果然血统还是很重要的。不是太子,穿了龙袍也不会像皇上。
宜宁觉得出点风头就差不多了,魏凌就是想让她露个脸,便退到了一边。该是魏老太太说话了。
魏老太太跟宾客说完话,该进筵席了。
筵席设在了房山旁边,这里梅花开得正好。
宜宁这几天跟贺家的两个小姐稍微熟了些,略说了几句话。赵明珠正和沈嘉柔低语,突然往外面一看,似乎看到了什么东西,站了起来道:「你们先吃吧,我有事恐怕要先走一步。」
她刚走出一步,听到后面有人低声讥笑:「还真把自己当成正经小姐了……不就是个抱回来养的,什么都不是。人家正经英国公府小姐都没她这么拿谱的。」
赵明珠听了脸上一阵火热,她咬了咬唇。回头看了一眼,一屋子的女眷,却不知道这个声音是从哪儿冒出来的。
她一向最要面子,觉得自己也是身份尊贵的,怎么受得了别人这么说她!以往谁要是敢说她是抱来的,那必定要拚个你死我活才行。
但是现在回头去找是谁说的,也不过是让别人看笑话而已。
赵明珠忍了忍,脸如寒冰地出了花厅。
宜宁看到她出去了,心里有些好奇。
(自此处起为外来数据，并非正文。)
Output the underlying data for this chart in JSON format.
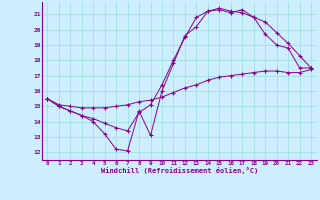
{
  "xlabel": "Windchill (Refroidissement éolien,°C)",
  "bg_color": "#cceeff",
  "grid_color": "#99dddd",
  "line_color": "#880088",
  "xlim": [
    -0.5,
    23.5
  ],
  "ylim": [
    11.5,
    21.8
  ],
  "yticks": [
    12,
    13,
    14,
    15,
    16,
    17,
    18,
    19,
    20,
    21
  ],
  "xticks": [
    0,
    1,
    2,
    3,
    4,
    5,
    6,
    7,
    8,
    9,
    10,
    11,
    12,
    13,
    14,
    15,
    16,
    17,
    18,
    19,
    20,
    21,
    22,
    23
  ],
  "series1": [
    15.5,
    15.0,
    14.7,
    14.4,
    14.0,
    13.2,
    12.2,
    12.1,
    14.7,
    13.1,
    16.0,
    17.8,
    19.6,
    20.2,
    21.2,
    21.3,
    21.1,
    21.3,
    20.8,
    19.7,
    19.0,
    18.8,
    17.5,
    17.5
  ],
  "series2": [
    15.5,
    15.1,
    15.0,
    14.9,
    14.9,
    14.9,
    15.0,
    15.1,
    15.3,
    15.4,
    15.6,
    15.9,
    16.2,
    16.4,
    16.7,
    16.9,
    17.0,
    17.1,
    17.2,
    17.3,
    17.3,
    17.2,
    17.2,
    17.4
  ],
  "series3": [
    15.5,
    15.0,
    14.7,
    14.4,
    14.2,
    13.9,
    13.6,
    13.4,
    14.6,
    15.1,
    16.4,
    18.0,
    19.5,
    20.8,
    21.2,
    21.4,
    21.2,
    21.1,
    20.8,
    20.5,
    19.8,
    19.1,
    18.3,
    17.5
  ]
}
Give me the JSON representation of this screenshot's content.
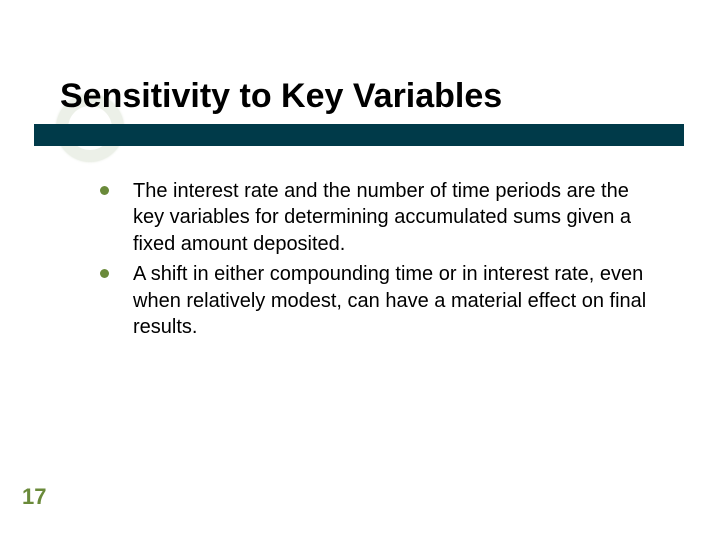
{
  "slide": {
    "title": "Sensitivity to Key Variables",
    "title_color": "#000000",
    "title_fontsize": 34,
    "title_fontweight": "bold",
    "underline_color": "#003a49",
    "bullet_color": "#6a8a3a",
    "body_fontsize": 20,
    "body_color": "#000000",
    "background_color": "#ffffff",
    "bullets": [
      "The interest rate and the number of time periods are the key variables for determining accumulated sums given a fixed amount deposited.",
      "A shift in either compounding time or in interest rate, even when relatively modest, can have a material effect on final results."
    ]
  },
  "page_number": "17",
  "page_number_color": "#6a8a3a",
  "page_number_fontsize": 22
}
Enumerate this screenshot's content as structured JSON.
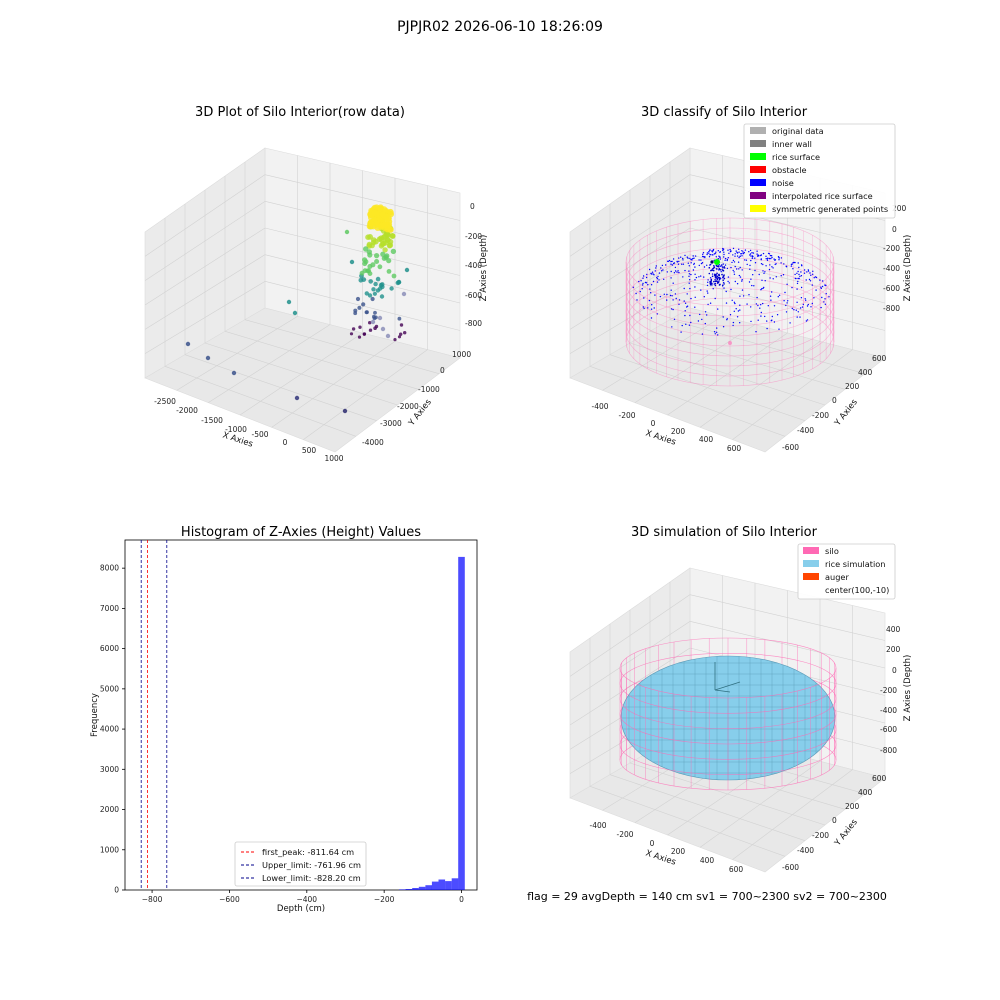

她略喝了两杯梅子酒觉得有点上头。正好去吹吹风,也看看赵明珠是做什么去了。便也站了起来,让松枝扶着她去外面走走。
外面雪过初晴,房山这里视野空旷,能看到一片片红梅正在怒放。宜宁已经看不到赵明珠的身影了,她在庑廊下坐了下来,一阵风吹来酒劲儿倒是醒了些。她看着这片梅花静静地醒酒,心想再吹会儿风就进去。这风倒也是冷的。
她身后突然传来一个声音:「宜宁妹妹怎么坐在这里?」
宜宁回过头,看到是个俊秀端正的少年,他穿着深色的程子衣,正对着她微笑朝她走过来:「我妹妹她们还在里面呢。」
她认出这就是上次看到的那个沈玉,忠勤伯家的公子。
宜宁站起身,点头道:「沈玉哥哥。」她跟这人不熟,并不想多说话。